Houve época em que eu ria desse espetáculo. Hoje sei que não é coisa para rir. A farsa acadêmica brasileira não expressa só a pobreza intelectual assustadora da elite ensinante, que, por si, basta para explicar o desastre da educação nacional. Ela põe à mostra também uma miséria humana sem fim, já que ninguém opta pelo fingimento pomposo senão para esconder o desprezo que, no fundo, sente por si mesmo – e no Brasil acadêmico essa opção é o único tipo de vida intelectual que resta.
O traço mais saliente e característico da classe intelectual no Brasil de hoje (quero dizer, dos últimos trinta anos) é o seu espírito de solidariedade grupal mafiosa, muito mais coeso, ciumento e impenetrável que o das corporações similares em outros países.

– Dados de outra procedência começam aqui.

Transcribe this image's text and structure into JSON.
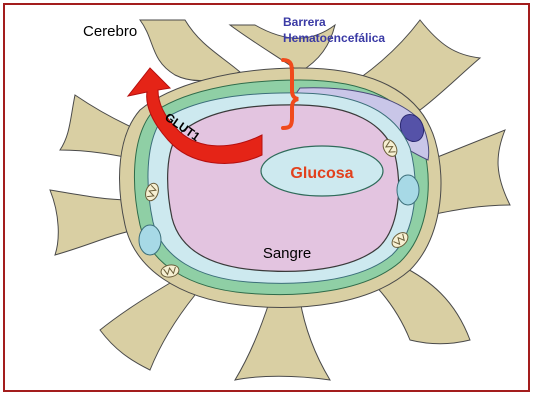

Vários fatores produzem esse fenômeno.
Um deles é a fusão indissolúvel do ofício intelectual com a militância partidária (esquerdista, é claro). Algo disso existe um pouco por toda parte, mas não em dosagem brasileira. Neste país a ascensão de um professor na escala acadêmica depende em quase nada das suas realizações intelectuais – em geral nulas ou desprezíveis – e em quase tudo da posição que ocupe na hierarquia partidária ou pelo menos nas afeições da liderança esquerdista. Carreiras como as dos srs. Emir Sader, Quartim de Moraes, Fernando Haddad, Luis Felipe de Alencastro e tantos outros seriam inexplicáveis sem isso. O dever de fidelidade partidária transmite-se, pela convivência estreita, à comunidade acadêmica, infundindo-lhe aquele sentimento de unanimismo e de autoproteção corporativa, que ao chamado da liderança mobiliza num instante um por todos, todos por um, com homogeneidade quase militar.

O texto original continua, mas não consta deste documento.